As kids mill around town in shock, new problems are revealed - they have no phone service, no t.v. signals, no Internet. No way to communicate to the outside world. Even if "outside" still exists, the kids can't leave: there are cars all over the place, but no one knows how to drive. And Perdido Beach is getting more dangerous by the second. With no one to stop them, kids are looting the stores, school bullies are taking charge, fires are breaking out, and children are screaming for their mothers. Sam doesn't want to be in charge of this mess, but he knows someone has to do something. Besides, he has a sinking suspicion that he may have caused the disaster in the first place.

Sam's been keeping a secret, something so weird, so crazy that he hasn't dared tell anyone. He doesn't know how it happens, but somehow, Sam can generate balls of light with his hands. Dangerous light. Light that burns people. As he watches a sinister crowd of kids descend on Perdido Beach from the exclusive Coates Academy, Sam discovers he's not the only one with powers. In this strange new world, everything seems to be mutating - people, animals, even the weather and tides. With a menacing new bully in town, it's up to Sam to protect his people. As reluctant as he is to reveal his powers, they may be the only thing that can keep him and his friends alive in the crazy new world they've labeled the FAYZ (Fallout Alley Youth Zone).

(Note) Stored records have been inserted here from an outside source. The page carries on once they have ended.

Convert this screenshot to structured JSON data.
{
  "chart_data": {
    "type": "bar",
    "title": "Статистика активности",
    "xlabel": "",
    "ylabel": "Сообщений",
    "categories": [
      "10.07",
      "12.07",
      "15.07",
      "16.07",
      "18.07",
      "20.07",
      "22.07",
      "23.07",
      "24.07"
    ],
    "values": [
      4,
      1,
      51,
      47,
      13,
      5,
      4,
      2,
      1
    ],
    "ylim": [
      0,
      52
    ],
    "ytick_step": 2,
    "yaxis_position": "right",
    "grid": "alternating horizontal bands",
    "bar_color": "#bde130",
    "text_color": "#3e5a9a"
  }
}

It's a whole new world, one in which regular rules no longer apply. Bullies patrol the streets with metal baseball bats, kids who step out of line get beaten, freshmen become surgeons, snakes fly, and ordinary children turn into superheroes, villains, saints and monsters. Civil War is no longer a boring history lesson - it's a way of life. It's just the way it is, now, in a place called the FAYZ.

So, it took all of one sentence for this story to grab me. Actually, enslave me. If I didn't have to eat, sleep, bathe or take care of my family, I probably would have devoured this whole series in one sitting. Gone is such a tense, action-packed, furiously-paced thrill ride that I actually had to force myself to breathe. Talk about an adrenaline rush. Whew! I'm sure there are flaws in the book, but my heart's still racing too fast for me to think of anything major. All I know is that Gone kept me thoroughly entertained and has me completely addicted - I've got the next two books in the series sitting on my shelf. I think I feel a bad cold coming on ... I should probably stay home from church ... you know, lay in bed and read a book to soothe my poor, aching body ... *cough* *sniff* *cough*

You can find out more about Michael Grant and this superb series by visiting .

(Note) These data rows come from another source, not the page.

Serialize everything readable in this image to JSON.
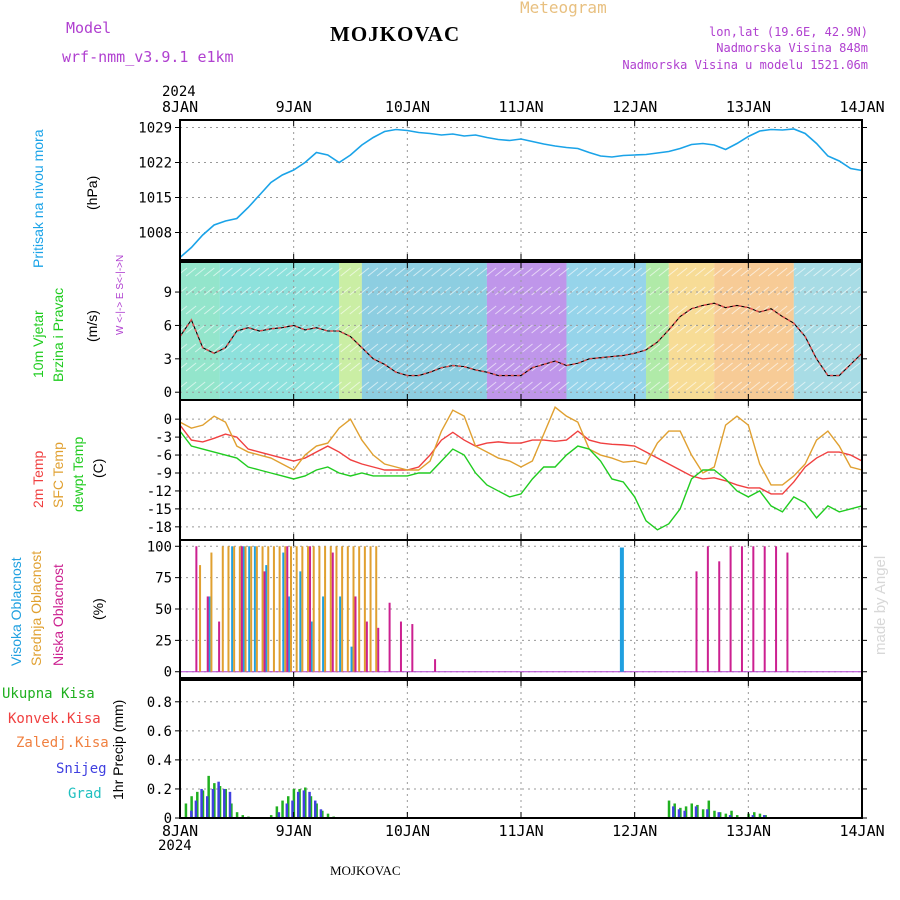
{
  "header": {
    "model_label": "Model",
    "model_name": "wrf-nmm_v3.9.1  e1km",
    "station": "MOJKOVAC",
    "product": "Meteogram",
    "coords": "lon,lat (19.6E, 42.9N)",
    "elevation": "Nadmorska Visina 848m",
    "model_elevation": "Nadmorska Visina u modelu 1521.06m",
    "footer_station": "MOJKOVAC",
    "credit": "made by Angel"
  },
  "time_axis": {
    "year": "2024",
    "labels": [
      "8JAN",
      "9JAN",
      "10JAN",
      "11JAN",
      "12JAN",
      "13JAN",
      "14JAN"
    ]
  },
  "colors": {
    "pressure": "#1aa3e8",
    "temp2m": "#f04040",
    "sfc": "#e0a030",
    "dewpt": "#20cc20",
    "high_cloud": "#20a0e0",
    "mid_cloud": "#e0a030",
    "low_cloud": "#cc2090",
    "total_precip": "#20b020",
    "snow": "#4040e0",
    "title_purple": "#b040d0",
    "title_orange": "#e8c080"
  },
  "chart_data": [
    {
      "type": "line",
      "title": "Pritisak na nivou mora",
      "ylabel": "(hPa)",
      "yticks": [
        1008,
        1015,
        1022,
        1029
      ],
      "ylim": [
        1002.5,
        1030.5
      ],
      "grid": true,
      "series": [
        {
          "name": "Pritisak na nivou mora",
          "x": [
            0,
            0.1,
            0.2,
            0.3,
            0.4,
            0.5,
            0.6,
            0.7,
            0.8,
            0.9,
            1.0,
            1.1,
            1.2,
            1.3,
            1.4,
            1.5,
            1.6,
            1.7,
            1.8,
            1.9,
            2.0,
            2.1,
            2.2,
            2.3,
            2.4,
            2.5,
            2.6,
            2.7,
            2.8,
            2.9,
            3.0,
            3.1,
            3.2,
            3.3,
            3.4,
            3.5,
            3.6,
            3.7,
            3.8,
            3.9,
            4.0,
            4.1,
            4.2,
            4.3,
            4.4,
            4.5,
            4.6,
            4.7,
            4.8,
            4.9,
            5.0,
            5.1,
            5.2,
            5.3,
            5.4,
            5.5,
            5.6,
            5.7,
            5.8,
            5.9,
            6.0
          ],
          "values": [
            1003,
            1005,
            1007.5,
            1009.5,
            1010.3,
            1010.8,
            1013,
            1015.5,
            1018,
            1019.5,
            1020.5,
            1022,
            1024,
            1023.5,
            1022,
            1023.5,
            1025.5,
            1027,
            1028.2,
            1028.6,
            1028.4,
            1028,
            1027.8,
            1027.5,
            1027.7,
            1027.3,
            1027.5,
            1027,
            1026.6,
            1026.4,
            1026.7,
            1026.2,
            1025.7,
            1025.3,
            1025,
            1024.8,
            1024,
            1023.3,
            1023.1,
            1023.4,
            1023.5,
            1023.6,
            1023.9,
            1024.2,
            1024.8,
            1025.6,
            1025.8,
            1025.5,
            1024.6,
            1025.8,
            1027.2,
            1028.3,
            1028.6,
            1028.5,
            1028.7,
            1027.8,
            1025.8,
            1023.3,
            1022.3,
            1020.8,
            1020.4
          ]
        }
      ]
    },
    {
      "type": "line",
      "title": "10m Vjetar Brzina i Pravac",
      "ylabel": "(m/s)",
      "yticks": [
        0,
        3,
        6,
        9
      ],
      "ylim": [
        -0.7,
        11.7
      ],
      "compass_label": "W <-|-> E   S<-|->N",
      "grid": true,
      "series": [
        {
          "name": "Brzina",
          "x": [
            0,
            0.1,
            0.2,
            0.3,
            0.4,
            0.5,
            0.6,
            0.7,
            0.8,
            0.9,
            1.0,
            1.1,
            1.2,
            1.3,
            1.4,
            1.5,
            1.6,
            1.7,
            1.8,
            1.9,
            2.0,
            2.1,
            2.2,
            2.3,
            2.4,
            2.5,
            2.6,
            2.7,
            2.8,
            2.9,
            3.0,
            3.1,
            3.2,
            3.3,
            3.4,
            3.5,
            3.6,
            3.7,
            3.8,
            3.9,
            4.0,
            4.1,
            4.2,
            4.3,
            4.4,
            4.5,
            4.6,
            4.7,
            4.8,
            4.9,
            5.0,
            5.1,
            5.2,
            5.3,
            5.4,
            5.5,
            5.6,
            5.7,
            5.8,
            5.9,
            6.0
          ],
          "values": [
            5,
            6.5,
            4,
            3.5,
            4,
            5.5,
            5.8,
            5.5,
            5.7,
            5.8,
            6,
            5.6,
            5.8,
            5.5,
            5.5,
            5,
            4,
            3,
            2.5,
            1.8,
            1.5,
            1.5,
            1.8,
            2.2,
            2.4,
            2.3,
            2,
            1.8,
            1.5,
            1.5,
            1.5,
            2.2,
            2.5,
            2.8,
            2.4,
            2.6,
            3,
            3.1,
            3.2,
            3.3,
            3.5,
            3.8,
            4.5,
            5.6,
            6.8,
            7.5,
            7.8,
            8,
            7.6,
            7.8,
            7.6,
            7.2,
            7.5,
            6.8,
            6.2,
            5,
            3,
            1.5,
            1.5,
            2.5,
            3.5
          ]
        }
      ]
    },
    {
      "type": "line",
      "ylabel": "(C)",
      "yticks": [
        0,
        -3,
        -6,
        -9,
        -12,
        -15,
        -18
      ],
      "ylim": [
        -20.2,
        3.2
      ],
      "grid": true,
      "series": [
        {
          "name": "2m Temp",
          "x": [
            0,
            0.1,
            0.2,
            0.3,
            0.4,
            0.5,
            0.6,
            0.7,
            0.8,
            0.9,
            1.0,
            1.1,
            1.2,
            1.3,
            1.4,
            1.5,
            1.6,
            1.7,
            1.8,
            1.9,
            2.0,
            2.1,
            2.2,
            2.3,
            2.4,
            2.5,
            2.6,
            2.7,
            2.8,
            2.9,
            3.0,
            3.1,
            3.2,
            3.3,
            3.4,
            3.5,
            3.6,
            3.7,
            3.8,
            3.9,
            4.0,
            4.1,
            4.2,
            4.3,
            4.4,
            4.5,
            4.6,
            4.7,
            4.8,
            4.9,
            5.0,
            5.1,
            5.2,
            5.3,
            5.4,
            5.5,
            5.6,
            5.7,
            5.8,
            5.9,
            6.0
          ],
          "values": [
            -1,
            -3.5,
            -3.8,
            -3.2,
            -2.5,
            -3,
            -5,
            -5.5,
            -6,
            -6.5,
            -7,
            -6.5,
            -5.5,
            -4.5,
            -5.5,
            -6.8,
            -7.5,
            -8,
            -8.5,
            -8.5,
            -8.5,
            -8,
            -6,
            -3.5,
            -2.2,
            -3.5,
            -4.5,
            -4,
            -3.8,
            -4,
            -4,
            -3.5,
            -3.5,
            -3.7,
            -3.5,
            -2,
            -3.5,
            -4,
            -4.2,
            -4.3,
            -4.5,
            -5.5,
            -6.5,
            -7.5,
            -8.5,
            -9.5,
            -10,
            -9.8,
            -10.3,
            -11,
            -11.5,
            -11.5,
            -12.5,
            -12.5,
            -10.5,
            -8,
            -6.5,
            -5.5,
            -5.5,
            -6,
            -7
          ]
        },
        {
          "name": "SFC Temp",
          "x": [
            0,
            0.1,
            0.2,
            0.3,
            0.4,
            0.5,
            0.6,
            0.7,
            0.8,
            0.9,
            1.0,
            1.1,
            1.2,
            1.3,
            1.4,
            1.5,
            1.6,
            1.7,
            1.8,
            1.9,
            2.0,
            2.1,
            2.2,
            2.3,
            2.4,
            2.5,
            2.6,
            2.7,
            2.8,
            2.9,
            3.0,
            3.1,
            3.2,
            3.3,
            3.4,
            3.5,
            3.6,
            3.7,
            3.8,
            3.9,
            4.0,
            4.1,
            4.2,
            4.3,
            4.4,
            4.5,
            4.6,
            4.7,
            4.8,
            4.9,
            5.0,
            5.1,
            5.2,
            5.3,
            5.4,
            5.5,
            5.6,
            5.7,
            5.8,
            5.9,
            6.0
          ],
          "values": [
            -0.5,
            -1.5,
            -1,
            0.5,
            -0.5,
            -4.5,
            -5.5,
            -6,
            -6.5,
            -7.5,
            -8.5,
            -6,
            -4.5,
            -4,
            -1.5,
            0,
            -3.5,
            -6,
            -7.5,
            -8,
            -8.5,
            -8.5,
            -7,
            -2,
            1.5,
            0.5,
            -4.5,
            -5.5,
            -6.5,
            -7,
            -8,
            -7,
            -2.5,
            2,
            0.5,
            -0.5,
            -5,
            -6,
            -6.5,
            -7.2,
            -7,
            -7.5,
            -4,
            -2,
            -2,
            -6,
            -9,
            -8,
            -1,
            0.5,
            -1,
            -7.5,
            -11,
            -11,
            -9.5,
            -7.5,
            -3.5,
            -2,
            -4.5,
            -8,
            -8.5
          ]
        },
        {
          "name": "dewpt Temp",
          "x": [
            0,
            0.1,
            0.2,
            0.3,
            0.4,
            0.5,
            0.6,
            0.7,
            0.8,
            0.9,
            1.0,
            1.1,
            1.2,
            1.3,
            1.4,
            1.5,
            1.6,
            1.7,
            1.8,
            1.9,
            2.0,
            2.1,
            2.2,
            2.3,
            2.4,
            2.5,
            2.6,
            2.7,
            2.8,
            2.9,
            3.0,
            3.1,
            3.2,
            3.3,
            3.4,
            3.5,
            3.6,
            3.7,
            3.8,
            3.9,
            4.0,
            4.1,
            4.2,
            4.3,
            4.4,
            4.5,
            4.6,
            4.7,
            4.8,
            4.9,
            5.0,
            5.1,
            5.2,
            5.3,
            5.4,
            5.5,
            5.6,
            5.7,
            5.8,
            5.9,
            6.0
          ],
          "values": [
            -2,
            -4.5,
            -5,
            -5.5,
            -6,
            -6.5,
            -8,
            -8.5,
            -9,
            -9.5,
            -10,
            -9.5,
            -8.5,
            -8,
            -9,
            -9.5,
            -9,
            -9.5,
            -9.5,
            -9.5,
            -9.5,
            -9,
            -9,
            -7,
            -5,
            -6,
            -9,
            -11,
            -12,
            -13,
            -12.5,
            -10,
            -8,
            -8,
            -6,
            -4.5,
            -5,
            -7,
            -10,
            -10.5,
            -13,
            -17,
            -18.5,
            -17.5,
            -15,
            -10,
            -8.5,
            -8.5,
            -10,
            -12,
            -13,
            -12,
            -14.5,
            -15.5,
            -13,
            -14,
            -16.5,
            -14.5,
            -15.5,
            -15,
            -14.5
          ]
        }
      ]
    },
    {
      "type": "bar",
      "ylabel": "(%)",
      "yticks": [
        0,
        25,
        50,
        75,
        100
      ],
      "ylim": [
        -5,
        105
      ],
      "grid": true,
      "series": [
        {
          "name": "Visoka Oblacnost",
          "x": [
            0.25,
            0.45,
            0.55,
            0.6,
            0.65,
            0.75,
            0.9,
            0.95,
            1.05,
            1.15,
            1.25,
            1.4,
            1.5,
            3.87
          ],
          "values": [
            60,
            100,
            100,
            100,
            100,
            85,
            95,
            60,
            80,
            40,
            60,
            60,
            20,
            99
          ]
        },
        {
          "name": "Srednja Oblacnost",
          "x": [
            0.15,
            0.25,
            0.35,
            0.4,
            0.45,
            0.5,
            0.55,
            0.6,
            0.65,
            0.7,
            0.75,
            0.8,
            0.85,
            0.9,
            0.95,
            1.0,
            1.05,
            1.1,
            1.15,
            1.2,
            1.25,
            1.3,
            1.35,
            1.4,
            1.45,
            1.5,
            1.55,
            1.6,
            1.65,
            1.7
          ],
          "values": [
            85,
            95,
            100,
            100,
            100,
            100,
            100,
            100,
            100,
            100,
            100,
            100,
            100,
            100,
            100,
            100,
            100,
            100,
            100,
            100,
            100,
            100,
            100,
            100,
            100,
            100,
            100,
            100,
            100,
            100
          ]
        },
        {
          "name": "Niska Oblacnost",
          "x": [
            0.1,
            0.2,
            0.3,
            0.5,
            0.7,
            0.9,
            1.1,
            1.3,
            1.5,
            1.6,
            1.7,
            1.8,
            1.9,
            2.0,
            2.2,
            4.5,
            4.6,
            4.7,
            4.8,
            4.9,
            5.0,
            5.1,
            5.2,
            5.3
          ],
          "values": [
            100,
            60,
            40,
            100,
            80,
            100,
            100,
            95,
            60,
            40,
            35,
            55,
            40,
            38,
            10,
            80,
            100,
            88,
            100,
            100,
            100,
            100,
            100,
            95
          ]
        }
      ]
    },
    {
      "type": "bar",
      "ylabel": "1hr Precip (mm)",
      "yticks": [
        0,
        0.2,
        0.4,
        0.6,
        0.8
      ],
      "ylim": [
        0,
        0.95
      ],
      "grid": true,
      "series": [
        {
          "name": "Ukupna Kisa",
          "x": [
            0.05,
            0.1,
            0.15,
            0.2,
            0.25,
            0.3,
            0.35,
            0.4,
            0.45,
            0.5,
            0.55,
            0.6,
            0.8,
            0.85,
            0.9,
            0.95,
            1.0,
            1.05,
            1.1,
            1.15,
            1.2,
            1.25,
            1.3,
            1.35,
            4.3,
            4.35,
            4.4,
            4.45,
            4.5,
            4.55,
            4.6,
            4.65,
            4.7,
            4.75,
            4.8,
            4.85,
            4.9,
            5.0,
            5.05,
            5.1,
            5.15
          ],
          "values": [
            0.1,
            0.15,
            0.18,
            0.19,
            0.29,
            0.24,
            0.22,
            0.2,
            0.1,
            0.04,
            0.02,
            0.01,
            0.02,
            0.08,
            0.12,
            0.15,
            0.2,
            0.2,
            0.21,
            0.15,
            0.1,
            0.05,
            0.03,
            0.01,
            0.12,
            0.1,
            0.07,
            0.08,
            0.1,
            0.09,
            0.06,
            0.12,
            0.05,
            0.04,
            0.03,
            0.05,
            0.02,
            0.03,
            0.04,
            0.03,
            0.02
          ]
        },
        {
          "name": "Snijeg",
          "x": [
            0.08,
            0.12,
            0.17,
            0.22,
            0.27,
            0.32,
            0.37,
            0.42,
            0.85,
            0.92,
            0.97,
            1.02,
            1.07,
            1.12,
            1.17,
            1.22,
            4.32,
            4.37,
            4.42,
            4.52,
            4.62,
            4.72,
            4.82,
            5.02,
            5.12
          ],
          "values": [
            0.05,
            0.12,
            0.2,
            0.15,
            0.2,
            0.25,
            0.2,
            0.18,
            0.04,
            0.1,
            0.12,
            0.18,
            0.19,
            0.18,
            0.12,
            0.06,
            0.08,
            0.06,
            0.05,
            0.08,
            0.06,
            0.04,
            0.02,
            0.02,
            0.02
          ]
        }
      ]
    }
  ],
  "left_labels": {
    "pressure": "Pritisak na nivou mora",
    "wind1": "10m Vjetar",
    "wind2": "Brzina i Pravac",
    "temp_2m": "2m Temp",
    "temp_sfc": "SFC Temp",
    "temp_dew": "dewpt Temp",
    "cloud_high": "Visoka Oblacnost",
    "cloud_mid": "Srednja Oblacnost",
    "cloud_low": "Niska Oblacnost",
    "precip_total": "Ukupna Kisa",
    "precip_conv": "Konvek.Kisa",
    "precip_frz": "Zaledj.Kisa",
    "precip_snow": "Snijeg",
    "precip_hail": "Grad"
  }
}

(Readalikes: Life As We Knew It series by Susan Beth Pfeffer)

Grade: B+

If this were a movie, it would be rated: PG for mild language and sexual innuendo; violence; and scenes of danger/peril

To the FTC, with love: I received this book from the very generous folks at HarperTeen. Thanks!


  1. Wow! Susan, you really know how to pique a reader's interest. :-) I will be on the lookout for this book.

  2. I've heard much about this, but haven't picked it up yet. Now, I will definitely put it on my list. Sounds like what I thought of The Knife of Never Letting Go.

  3. This actually sounds a lot like this fairly old book, "The Girl Who Owned a City". I liked that as well as "Life As We Knew It", which was an okay book, so I can see how I might enjoy "Gone" when in the right mood. I don't usually like reading books that seem so similar to others I've read, but I suspect (given that "The Girl Who Owned a City" was written in 1975) that this will be a fairly fresh take. And the title of this review is probably the greatest x meets y description of a book I've read in a long time.

  4. I SO need to read this.

    BTW, I was just admiring your dsytopian guide tab.